Niemanden schien es zu stören, daß währenddessen über der Versammlung ein leichter Hauch von saurer Milch und Harzer Käse lag. Es war der Eigengeruch des Täuflings. "Liebe Gervaianer", begrüßte der erste Redner die Festversammlung, "wir freuen uns, sie zur Taufe unseres jüngsten und schönsten Kindes willkommen heißen zu können..." Gemeint war der Neubau der Verkaufsfiliale Dortmund von der Firma Charles Gervais AG in München. "Durch die Filiale Dortmund wird das Frischdienstnetz noch enger geknüpft..." Von hier aus soll der Käse auf kürzestem Wege ins Ruhrgebiet gerollt werden.

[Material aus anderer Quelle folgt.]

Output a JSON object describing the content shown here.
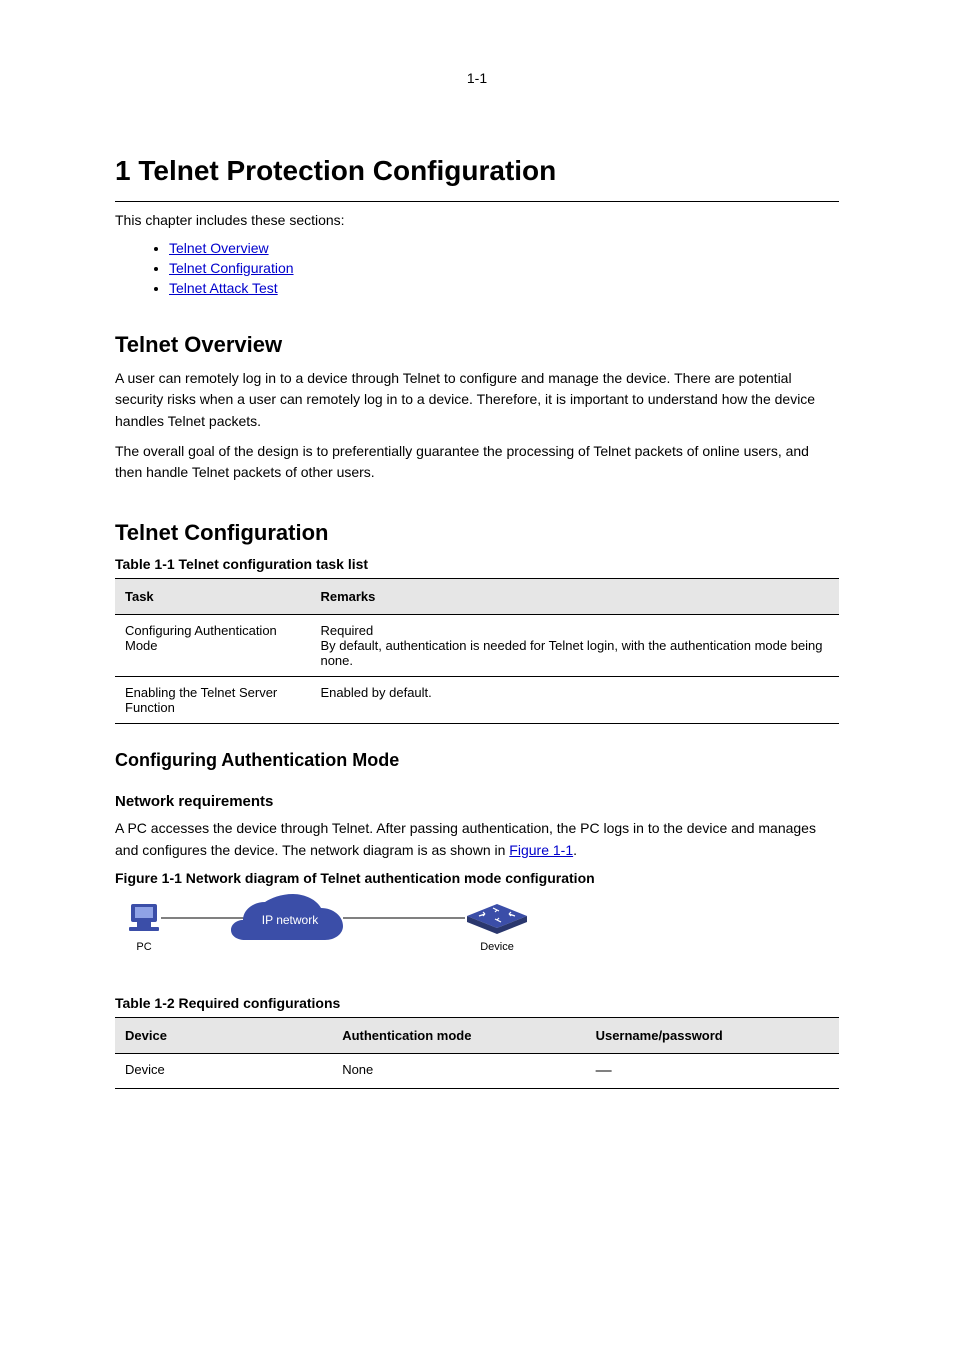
{
  "page_number": "1-1",
  "chapter_title": "1 Telnet Protection Configuration",
  "intro": "This chapter includes these sections:",
  "toc": [
    {
      "label": "Telnet Overview",
      "href": "#"
    },
    {
      "label": "Telnet Configuration",
      "href": "#"
    },
    {
      "label": "Telnet Attack Test",
      "href": "#"
    }
  ],
  "section_overview": {
    "heading": "Telnet Overview",
    "para1": "A user can remotely log in to a device through Telnet to configure and manage the device. There are potential security risks when a user can remotely log in to a device. Therefore, it is important to understand how the device handles Telnet packets.",
    "para2": "The overall goal of the design is to preferentially guarantee the processing of Telnet packets of online users, and then handle Telnet packets of other users."
  },
  "section_config": {
    "heading": "Telnet Configuration",
    "table_caption": "Table 1-1 Telnet configuration task list",
    "table": {
      "headers": [
        "Task",
        "Remarks"
      ],
      "rows": [
        {
          "task": "Configuring Authentication Mode",
          "remarks": [
            "Required",
            "By default, authentication is needed for Telnet login, with the authentication mode being none."
          ]
        },
        {
          "task": "Enabling the Telnet Server Function",
          "remarks": [
            "Enabled by default."
          ]
        }
      ]
    }
  },
  "config_auth": {
    "heading": "Configuring Authentication Mode",
    "requirements_heading": "Network requirements",
    "req_text_pre": "A PC accesses the device through Telnet. After passing authentication, the PC logs in to the device and manages and configures the device. The network diagram is as shown in ",
    "figure_link_text": "Figure 1-1",
    "req_text_post": ".",
    "fig_caption": "Figure 1-1 Network diagram of Telnet authentication mode configuration",
    "figure": {
      "pc_label": "PC",
      "net_label": "IP network",
      "dev_label": "Device"
    },
    "settings_caption": "Table 1-2 Required configurations",
    "settings_table": {
      "headers": [
        "Device",
        "Authentication mode",
        "Username/password"
      ],
      "rows": [
        {
          "device": "Device",
          "mode": "None",
          "creds": "—"
        }
      ]
    }
  }
}
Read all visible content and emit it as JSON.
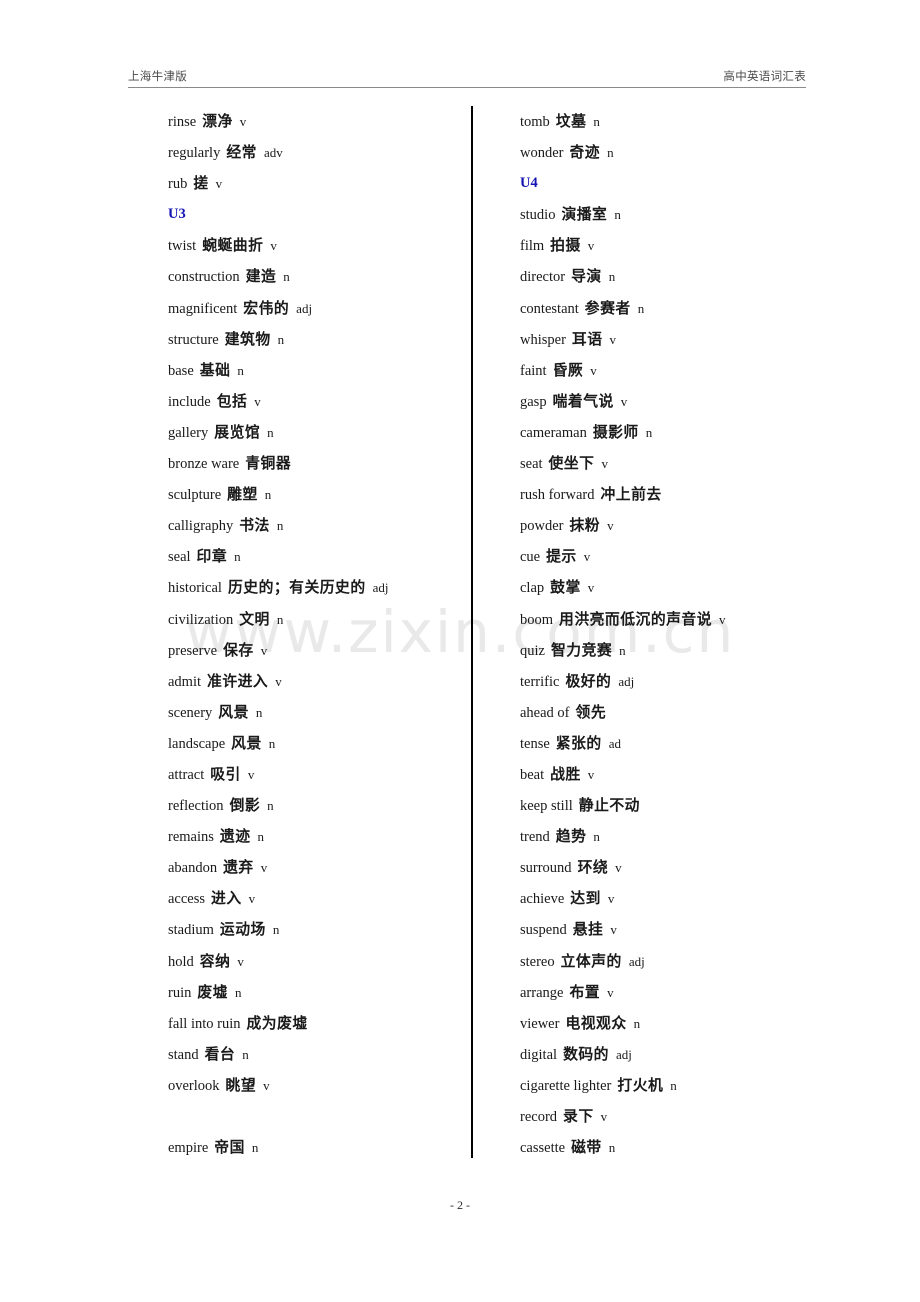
{
  "header": {
    "left": "上海牛津版",
    "right": "高中英语词汇表"
  },
  "watermark": "www.zixin.com.cn",
  "footer": {
    "page_number": "- 2 -"
  },
  "colors": {
    "unit_heading": "#1414b4",
    "text": "#1a1a1a",
    "header_text": "#4a4a4a",
    "watermark": "#e9e9e9",
    "divider": "#000000"
  },
  "columns": {
    "left": [
      {
        "type": "entry",
        "en": "rinse",
        "cn": "漂净",
        "pos": "v"
      },
      {
        "type": "entry",
        "en": "regularly",
        "cn": "经常",
        "pos": "adv"
      },
      {
        "type": "entry",
        "en": "rub",
        "cn": "搓",
        "pos": "v"
      },
      {
        "type": "unit",
        "label": "U3"
      },
      {
        "type": "entry",
        "en": "twist",
        "cn": "蜿蜒曲折",
        "pos": "v"
      },
      {
        "type": "entry",
        "en": "construction",
        "cn": "建造",
        "pos": "n"
      },
      {
        "type": "entry",
        "en": "magnificent",
        "cn": "宏伟的",
        "pos": "adj"
      },
      {
        "type": "entry",
        "en": "structure",
        "cn": "建筑物",
        "pos": "n"
      },
      {
        "type": "entry",
        "en": "base",
        "cn": "基础",
        "pos": "n"
      },
      {
        "type": "entry",
        "en": "include",
        "cn": "包括",
        "pos": "v"
      },
      {
        "type": "entry",
        "en": "gallery",
        "cn": "展览馆",
        "pos": "n"
      },
      {
        "type": "entry",
        "en": "bronze ware",
        "cn": "青铜器",
        "pos": ""
      },
      {
        "type": "entry",
        "en": "sculpture",
        "cn": "雕塑",
        "pos": "n"
      },
      {
        "type": "entry",
        "en": "calligraphy",
        "cn": "书法",
        "pos": "n"
      },
      {
        "type": "entry",
        "en": "seal",
        "cn": "印章",
        "pos": "n"
      },
      {
        "type": "entry",
        "en": "historical",
        "cn": "历史的；有关历史的",
        "pos": "adj"
      },
      {
        "type": "entry",
        "en": "civilization",
        "cn": "文明",
        "pos": "n"
      },
      {
        "type": "entry",
        "en": "preserve",
        "cn": "保存",
        "pos": "v"
      },
      {
        "type": "entry",
        "en": "admit",
        "cn": "准许进入",
        "pos": "v"
      },
      {
        "type": "entry",
        "en": "scenery",
        "cn": "风景",
        "pos": "n"
      },
      {
        "type": "entry",
        "en": "landscape",
        "cn": "风景",
        "pos": "n"
      },
      {
        "type": "entry",
        "en": "attract",
        "cn": "吸引",
        "pos": "v"
      },
      {
        "type": "entry",
        "en": "reflection",
        "cn": "倒影",
        "pos": "n"
      },
      {
        "type": "entry",
        "en": "remains",
        "cn": "遗迹",
        "pos": "n"
      },
      {
        "type": "entry",
        "en": "abandon",
        "cn": "遗弃",
        "pos": "v"
      },
      {
        "type": "entry",
        "en": "access",
        "cn": "进入",
        "pos": "v"
      },
      {
        "type": "entry",
        "en": "stadium",
        "cn": "运动场",
        "pos": "n"
      },
      {
        "type": "entry",
        "en": "hold",
        "cn": "容纳",
        "pos": "v"
      },
      {
        "type": "entry",
        "en": "ruin",
        "cn": "废墟",
        "pos": "n"
      },
      {
        "type": "entry",
        "en": "fall into ruin",
        "cn": "成为废墟",
        "pos": ""
      },
      {
        "type": "entry",
        "en": "stand",
        "cn": "看台",
        "pos": "n"
      },
      {
        "type": "entry",
        "en": "overlook",
        "cn": "眺望",
        "pos": "v"
      },
      {
        "type": "blank"
      },
      {
        "type": "entry",
        "en": "empire",
        "cn": "帝国",
        "pos": "n"
      }
    ],
    "right": [
      {
        "type": "entry",
        "en": "tomb",
        "cn": "坟墓",
        "pos": "n"
      },
      {
        "type": "entry",
        "en": "wonder",
        "cn": "奇迹",
        "pos": "n"
      },
      {
        "type": "unit",
        "label": "U4"
      },
      {
        "type": "entry",
        "en": "studio",
        "cn": "演播室",
        "pos": "n"
      },
      {
        "type": "entry",
        "en": "film",
        "cn": "拍摄",
        "pos": "v"
      },
      {
        "type": "entry",
        "en": "director",
        "cn": "导演",
        "pos": "n"
      },
      {
        "type": "entry",
        "en": "contestant",
        "cn": "参赛者",
        "pos": "n"
      },
      {
        "type": "entry",
        "en": "whisper",
        "cn": "耳语",
        "pos": "v"
      },
      {
        "type": "entry",
        "en": "faint",
        "cn": "昏厥",
        "pos": "v"
      },
      {
        "type": "entry",
        "en": "gasp",
        "cn": "喘着气说",
        "pos": "v"
      },
      {
        "type": "entry",
        "en": "cameraman",
        "cn": "摄影师",
        "pos": "n"
      },
      {
        "type": "entry",
        "en": "seat",
        "cn": "使坐下",
        "pos": "v"
      },
      {
        "type": "entry",
        "en": "rush forward",
        "cn": "冲上前去",
        "pos": ""
      },
      {
        "type": "entry",
        "en": "powder",
        "cn": "抹粉",
        "pos": "v"
      },
      {
        "type": "entry",
        "en": "cue",
        "cn": "提示",
        "pos": "v"
      },
      {
        "type": "entry",
        "en": "clap",
        "cn": "鼓掌",
        "pos": "v"
      },
      {
        "type": "entry",
        "en": "boom",
        "cn": "用洪亮而低沉的声音说",
        "pos": "v"
      },
      {
        "type": "entry",
        "en": "quiz",
        "cn": "智力竞赛",
        "pos": "n"
      },
      {
        "type": "entry",
        "en": "terrific",
        "cn": "极好的",
        "pos": "adj"
      },
      {
        "type": "entry",
        "en": "ahead of",
        "cn": "领先",
        "pos": ""
      },
      {
        "type": "entry",
        "en": "tense",
        "cn": "紧张的",
        "pos": "ad"
      },
      {
        "type": "entry",
        "en": "beat",
        "cn": "战胜",
        "pos": "v"
      },
      {
        "type": "entry",
        "en": "keep still",
        "cn": "静止不动",
        "pos": ""
      },
      {
        "type": "entry",
        "en": "trend",
        "cn": "趋势",
        "pos": "n"
      },
      {
        "type": "entry",
        "en": "surround",
        "cn": "环绕",
        "pos": "v"
      },
      {
        "type": "entry",
        "en": "achieve",
        "cn": "达到",
        "pos": "v"
      },
      {
        "type": "entry",
        "en": "suspend",
        "cn": "悬挂",
        "pos": "v"
      },
      {
        "type": "entry",
        "en": "stereo",
        "cn": "立体声的",
        "pos": "adj"
      },
      {
        "type": "entry",
        "en": "arrange",
        "cn": "布置",
        "pos": "v"
      },
      {
        "type": "entry",
        "en": "viewer",
        "cn": "电视观众",
        "pos": "n"
      },
      {
        "type": "entry",
        "en": "digital",
        "cn": "数码的",
        "pos": "adj"
      },
      {
        "type": "entry",
        "en": "cigarette lighter",
        "cn": "打火机",
        "pos": "n"
      },
      {
        "type": "entry",
        "en": "record",
        "cn": "录下",
        "pos": "v"
      },
      {
        "type": "entry",
        "en": "cassette",
        "cn": "磁带",
        "pos": "n"
      }
    ]
  }
}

Vorerst rotierte er jedoch nur zu klassischen und modernen Klängen. Nach einer Analyse zur Frage: "Fördert der Zusammenschluß der EWG die Konzentration?" stimmte das Strub-Quartett Hugo Wolfs "Italienische Serenade" an. Nicht der Geschmack, aber der Geruchssinn feierte währenddessen eine besinnliche Käseorgie. Nach Mozarts "Menuetto" aus dem Streichquartett d-Moll, Köchelverzeichnis 421, durfte das Lager besichtigt werden. Das Barometer zeigte zehn Grad. Goldbraun lagen die Schweizer Käserollen in den Regalen, daneben Emmentaler, Gouda, frischer, mittelalterlicher und alter Holländer, französischer Käse; noch kühler gelagert die Weichkäse: Voran Harzer mit Schimmel und Kümmel, in Stangen und Rollen, insgesamt 130 verschiedene Käsearten.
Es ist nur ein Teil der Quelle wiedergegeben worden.